I recently started reading Robert Self’s book All in the Family, The Realignment of American Democracy Since the 1960’s. In this book, Self traces how breadwinner liberalism, the notion that the government should protect and expand rights for the nuclear family, shifted to breadwinner conservatism where the expansion of civil rights challenged social norms and thus threatened social order. As a result of this perceived threat, American politics, in its entirety, shifted from center-left to center-right. This shift is pivotal to understanding politics today.
Both breadwinner liberalism and breadwinner conservatism center on the idea of the sacred nuclear family. Whether or not the nuclear family actually exists is besides the point. Regardless of its actual existence, the nuclear family is an American mythology based on the assumption that the male breadwinner, in establishing his role as the the leader of his family, fulfills his ultimate purpose in becoming the object of modern democracy. When he secures this position, he is powerful.

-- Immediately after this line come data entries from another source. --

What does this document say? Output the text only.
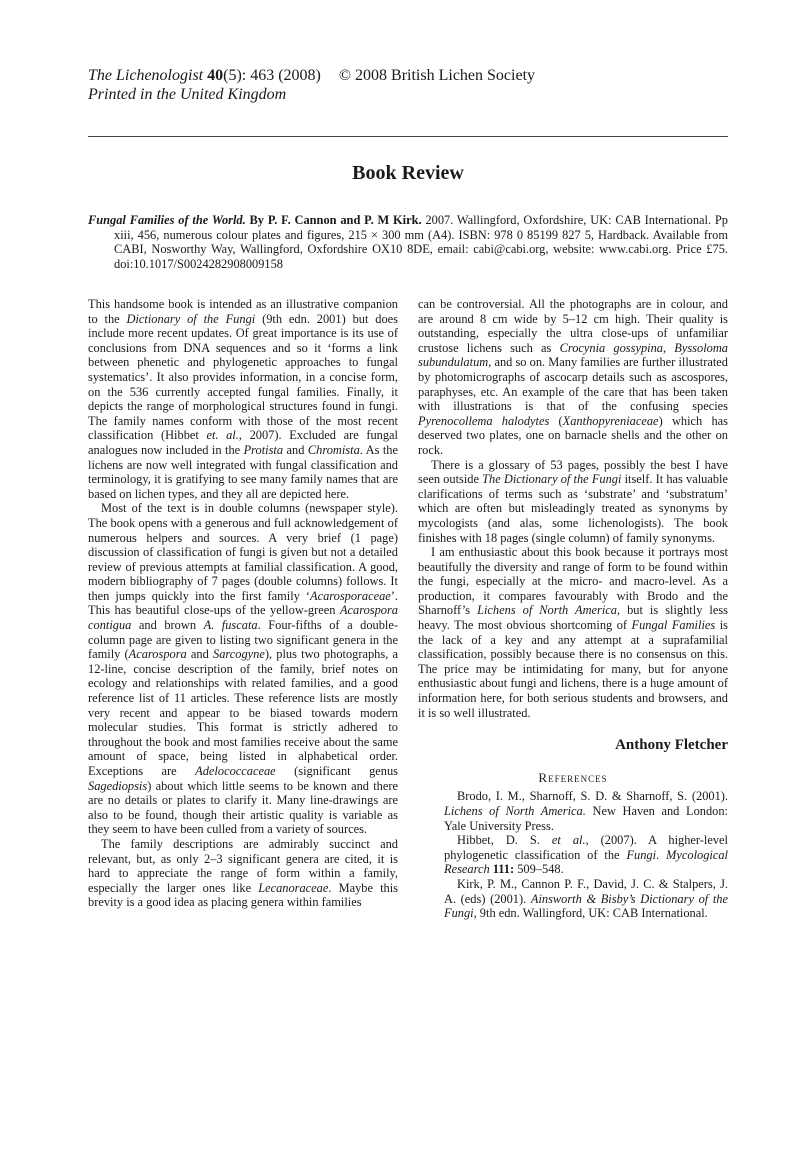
The Lichenologist 40(5): 463 (2008) © 2008 British Lichen Society
Printed in the United Kingdom
Book Review
Fungal Families of the World. By P. F. Cannon and P. M Kirk. 2007. Wallingford, Oxfordshire, UK: CAB International. Pp xiii, 456, numerous colour plates and figures, 215 × 300 mm (A4). ISBN: 978 0 85199 827 5, Hardback. Available from CABI, Nosworthy Way, Wallingford, Oxfordshire OX10 8DE, email: cabi@cabi.org, website: www.cabi.org. Price £75. doi:10.1017/S0024282908009158

This handsome book is intended as an illustrative companion to the Dictionary of the Fungi (9th edn. 2001) but does include more recent updates. Of great importance is its use of conclusions from DNA sequences and so it ‘forms a link between phenetic and phylogenetic approaches to fungal systematics’. It also provides information, in a concise form, on the 536 currently accepted fungal families. Finally, it depicts the range of morphological structures found in fungi. The family names conform with those of the most recent classification (Hibbet et. al., 2007). Excluded are fungal analogues now included in the Protista and Chromista. As the lichens are now well integrated with fungal classification and terminology, it is gratifying to see many family names that are based on lichen types, and they all are depicted here.

Most of the text is in double columns (newspaper style). The book opens with a generous and full acknowledgement of numerous helpers and sources. A very brief (1 page) discussion of classification of fungi is given but not a detailed review of previous attempts at familial classification. A good, modern bibliography of 7 pages (double columns) follows. It then jumps quickly into the first family ‘Acarosporaceae’. This has beautiful close-ups of the yellow-green Acarospora contigua and brown A. fuscata. Four-fifths of a double-column page are given to listing two significant genera in the family (Acarospora and Sarcogyne), plus two photographs, a 12-line, concise description of the family, brief notes on ecology and relationships with related families, and a good reference list of 11 articles. These reference lists are mostly very recent and appear to be biased towards modern molecular studies. This format is strictly adhered to throughout the book and most families receive about the same amount of space, being listed in alphabetical order. Exceptions are Adelococcaceae (significant genus Sagediopsis) about which little seems to be known and there are no details or plates to clarify it. Many line-drawings are also to be found, though their artistic quality is variable as they seem to have been culled from a variety of sources.

The family descriptions are admirably succinct and relevant, but, as only 2–3 significant genera are cited, it is hard to appreciate the range of form within a family, especially the larger ones like Lecanoraceae. Maybe this brevity is a good idea as placing genera within families

can be controversial. All the photographs are in colour, and are around 8 cm wide by 5–12 cm high. Their quality is outstanding, especially the ultra close-ups of unfamiliar crustose lichens such as Crocynia gossypina, Byssoloma subundulatum, and so on. Many families are further illustrated by photomicrographs of ascocarp details such as ascospores, paraphyses, etc. An example of the care that has been taken with illustrations is that of the confusing species Pyrenocollema halodytes (Xanthopyreniaceae) which has deserved two plates, one on barnacle shells and the other on rock.

There is a glossary of 53 pages, possibly the best I have seen outside The Dictionary of the Fungi itself. It has valuable clarifications of terms such as ‘substrate’ and ‘substratum’ which are often but misleadingly treated as synonyms by mycologists (and alas, some lichenologists). The book finishes with 18 pages (single column) of family synonyms.

I am enthusiastic about this book because it portrays most beautifully the diversity and range of form to be found within the fungi, especially at the micro- and macro-level. As a production, it compares favourably with Brodo and the Sharnoff’s Lichens of North America, but is slightly less heavy. The most obvious shortcoming of Fungal Families is the lack of a key and any attempt at a suprafamilial classification, possibly because there is no consensus on this. The price may be intimidating for many, but for anyone enthusiastic about fungi and lichens, there is a huge amount of information here, for both serious students and browsers, and it is so well illustrated.

Anthony Fletcher
References

Brodo, I. M., Sharnoff, S. D. & Sharnoff, S. (2001). Lichens of North America. New Haven and London: Yale University Press.

Hibbet, D. S. et al., (2007). A higher-level phylogenetic classification of the Fungi. Mycological Research 111: 509–548.

Kirk, P. M., Cannon P. F., David, J. C. & Stalpers, J. A. (eds) (2001). Ainsworth & Bisby’s Dictionary of the Fungi, 9th edn. Wallingford, UK: CAB International.
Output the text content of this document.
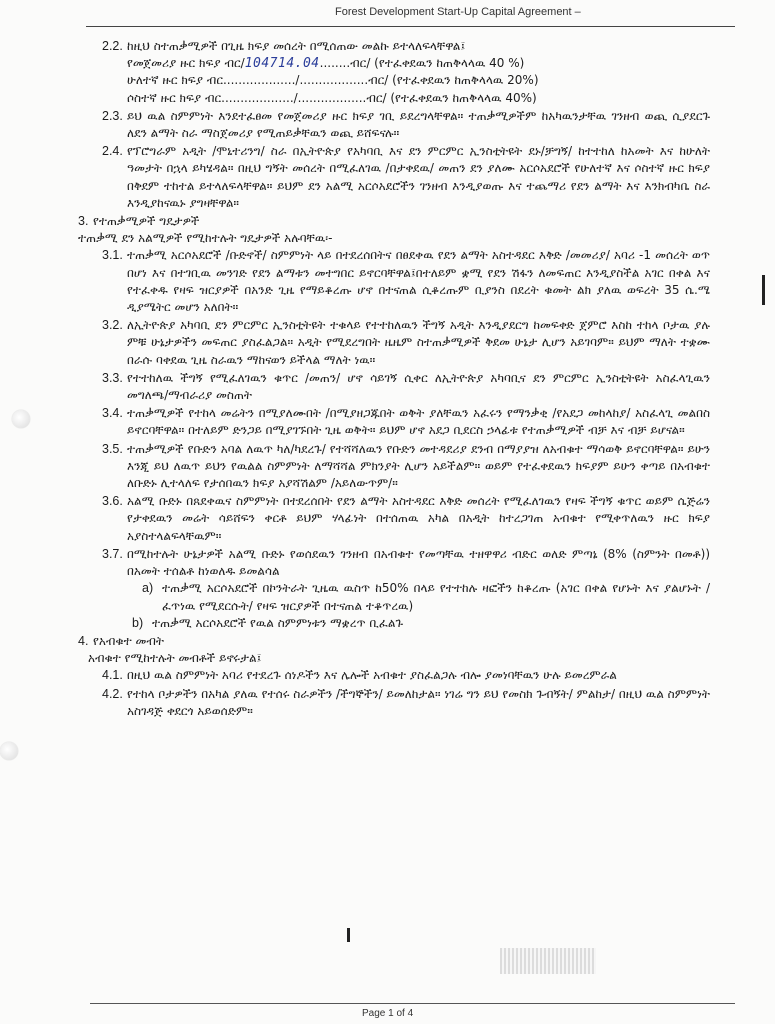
Forest Development Start-Up Capital Agreement –
2.2. ከዚህ ስተጠቃሚዎች በጊዜ ክፍያ መሰረት በሚሰጠው መልኩ ይተላለፍላቸዋል፤
የመጀመሪያ ዙር ክፍያ ብር/104714.04........ብር/ (የተፈቀደዉን ከጠቅላላዉ 40 %)
ሁለተኛ ዙር ክፍያ ብር.................../..................ብር/ (የተፈቀደዉን ከጠቅላላዉ 20%)
ሶስተኛ ዙር ክፍያ ብር.................../..................ብር/ (የተፈቀደዉን ከጠቅላላዉ 40%)
2.3. ይህ ዉል ስምምነት እንደተፈፀመ የመጀመሪያ ዙር ክፍያ ገቢ ይደረግላቸዋል። ተጠቃሚዎችም ከአካዉንታቸዉ ገንዘብ ወጪ ሲያደርጉ ለደን ልማት ስራ ማስጀመሪያ የሚጠይቃቸዉን ወጪ ይሸፍናሉ።
2.4. የፕሮግራም አዲት /ሞኒተሪንግ/ ስራ በኢትዮጵያ የአካባቢ እና ደን ምርምር ኢንስቲትዩት ደኑ/ቻግኝ/ ከተተከለ ከአመት እና ከሁለት ዓመታት በኋላ ይካሄዳል። በዚህ ግኝት መሰረት በሚፈለገዉ /በታቀደዉ/ መጠን ደን ያለሙ አርሶአደሮች የሁለተኛ እና ሶስተኛ ዙር ክፍያ በቅደም ተከተል ይተላለፍላቸዋል። ይህም ደን አልሚ አርሶአደሮችን ገንዘብ እንዲያወጡ እና ተጨማሪ የደን ልማት እና እንክብካቤ ስራ እንዲያከናዉኑ ያግዛቸዋል።
3. የተጠቃሚዎች ግዴታዎች
ተጠቃሚ ደን አልሚዎች የሚከተሉት ግዴታዎች አሉባቸዉ፡-
3.1. ተጠቃሚ አርሶአደሮች /ቡድኖች/ ስምምነት ላይ በተደረሰበትና በፀደቀዉ የደን ልማት አስተዳደር እቅድ /መመሪያ/ አባሪ -1 መሰረት ወጥ በሆነ እና በተገቢዉ መንገድ የደን ልማቱን መተግበር ይኖርባቸዋል፤በተለይም ቋሚ የደን ሽፋን ለመፍጠር እንዲያስችል አገር በቀል እና የተፈቀዱ የዛፍ ዝርያዎች በአንድ ጊዜ የማይቆረጡ ሆኖ በተናጠል ሲቆረጡም ቢያንስ በደረት ቁመት ልክ ያለዉ ወፍረት 35 ሴ.ሜ ዲያሜትር መሆን አለበት።
3.2. ለኢትዮጵያ አካባቢ ደን ምርምር ኢንስቲትዩት ተቁላይ የተተከለዉን ችግኝ አዲት እንዲያደርግ ከመፍቀድ ጀምሮ እስከ ተከላ ቦታዉ ያሉ ምቹ ሁኔታዎችን መፍጠር ያስፈልጋል። አዲት የሚደረግበት ዜዜም ስተጠቃሚዎች ቅደመ ሁኔታ ሊሆን አይገባም። ይህም ማለት ተቋሙ በራሱ ባቀደዉ ጊዜ ስራዉን ማከናወን ይችላል ማለት ነዉ።
3.3. የተተከለዉ ችግኝ የሚፈለገዉን ቁጥር /መጠን/ ሆኖ ሳይገኝ ሲቀር ለኢትዮጵያ አካባቢና ደን ምርምር ኢንስቲትዩት አስፈላጊዉን መግለጫ/ማብራሪያ መስጠት
3.4. ተጠቃሚዎች የተከላ መሬትን በሚያለሙበት /በሚያዘጋጁበት ወቅት ያለቸዉን አፈሩን የማንቃቂ /የአደጋ መከላከያ/ አስፈላጊ መልበስ ይኖርባቸዋል። በተለይም ድንጋይ በሚያገኙበት ጊዜ ወቅት። ይህም ሆኖ አደጋ ቢደርስ ኃላፊቱ የተጠቃሚዎች ብቻ እና ብቻ ይሆናል።
3.5. ተጠቃሚዎች የቡድን አባል ለዉጥ ካለ/ካደረጉ/ የተሻሻለዉን የቡድን መተዳደሪያ ደንብ በማያያዝ ለአብቁተ ማሳወቅ ይኖርባቸዋል። ይሁን እንጂ ይህ ለዉጥ ይህን የዉልል ስምምነት ለማሻሻል ምክንያት ሊሆን አይችልም። ወይም የተፈቀደዉን ክፍያም ይሁን ቀጣይ በአብቁተ ለቡድኑ ሊተላለፍ የታሰበዉን ክፍያ አያሻሽልም /አይለውጥም/።
3.6. አልሚ ቡድኑ በጸደቀዉና ስምምነት በተደረሰበት የደን ልማት አስተዳደር እቅድ መሰረት የሚፈለገዉን የዛፍ ችግኝ ቁጥር ወይም ሴጅሬን የታቀደዉን መሬት ሳይሸፍን ቀርቶ ይህም ሃላፊነት በተሰጠዉ አካል በአዲት ከተረጋገጠ አብቁተ የሚቀጥለዉን ዙር ክፍያ አያስተላልፍላቸዉም።
3.7. በሚከተሉት ሁኔታዎች አልሚ ቡድኑ የወሰደዉን ገንዘብ በአብቁተ የመጣቸዉ ተዘዋዋሪ ብድር ወለድ ምጣኔ (8% (ስምንት በመቶ)) በአመት ተሰልቶ ከነወለዱ ይመልሳል
a) ተጠቃሚ አርሶአደሮች በኮንትራት ጊዜዉ ዉስጥ ከ50% በላይ የተተከሉ ዛፎችን ከቆረጡ (አገር በቀል የሆኑት እና ያልሆኑት /ፈጥነዉ የሚደርሱት/ የዛፍ ዝርያዎች በተናጠል ተቆጥረዉ)
b) ተጠቃሚ አርሶአደሮች የዉል ስምምነቱን ማቋረጥ ቢፈልጉ
4. የአብቁተ መብት
አብቁተ የሚከተሉት መብቶች ይኖሩታል፤
4.1. በዚህ ዉል ስምምነት አባሪ የተደረጉ ሰነዶችን እና ሌሎች አብቁተ ያስፈልጋሉ ብሎ ያመነባቸዉን ሁሉ ይመረምራል
4.2. የተከላ ቦታዎችን በአካል ያለዉ የተሰሩ ስራዎችን /ችግኞችን/ ይመለከታል። ነገሬ ግን ይህ የመስክ ጉብኝት/ ምልከታ/ በዚህ ዉል ስምምነት አስገዳጅ ቀደርጎ አይወሰድም።
Page 1 of 4
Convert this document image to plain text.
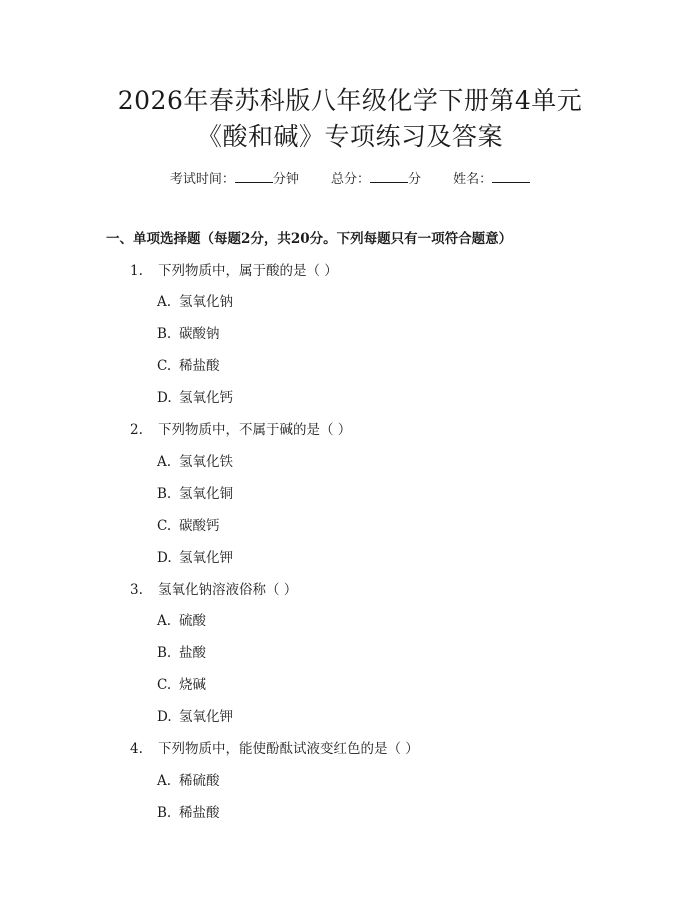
2026年春苏科版八年级化学下册第4单元
《酸和碱》专项练习及答案
考试时间：	分钟 总分：	分 姓名：
一、单项选择题（每题2分，共20分。下列每题只有一项符合题意）
1. 下列物质中，属于酸的是（ ）
A. 氢氧化钠
B. 碳酸钠
C. 稀盐酸
D. 氢氧化钙
2. 下列物质中，不属于碱的是（ ）
A. 氢氧化铁
B. 氢氧化铜
C. 碳酸钙
D. 氢氧化钾
3. 氢氧化钠溶液俗称（ ）
A. 硫酸
B. 盐酸
C. 烧碱
D. 氢氧化钾
4. 下列物质中，能使酚酞试液变红色的是（ ）
A. 稀硫酸
B. 稀盐酸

Changing notions of what gender and sexuality meant threatened the universal aspiration to be part of the nuclear family. If more people didn’t want to be apart of the nuclear family, what would happen to it? Conservatives called it a crisis– the nuclear family was under attack. They were able to weaponize this mythology, and conflate it with losing the bread winner’s political power. Thus, Lyndon B. Johnson created the Great Society. As time progressed, more conservative presidents created more programs, narrowing the definition of the nuclear family, protecting it even harder. Reactions to social change are exceedingly common. This can be seen through Jim Crow laws after the abolishment of slavery, through Donald Trump’s presidential victory after Obama’s two terms. What seems to be common around these reactions is the perceived threat of a new social order, of being forced to relinquish long-held power.
When I was thinking about the nuclear family, I began to think about the woman’s role in it. I thought about her role as caretaker, nurturer, homemaker, child bearer. I thought about all the ways that identity has socialized and groomed our society; I started to think about abortion. Suddenly, I had an “aha” moment. Maybe the reason abortion is so scary to some is because it goes counter to the assumptions of the nuclear family, the assumption that women are selfless mothers. In this way, abortion is the direct rejection of the nuclear family, women may not want to be a selfless mother, calling social norms into question in a very profound way. When women “reject” the mythology of the nuclear family in this way, they threaten the position of power the nuclear family holds in the political arena, garnering narrower and narrower restrictions and definitions. This is fascinating in the wake of current abortion debates.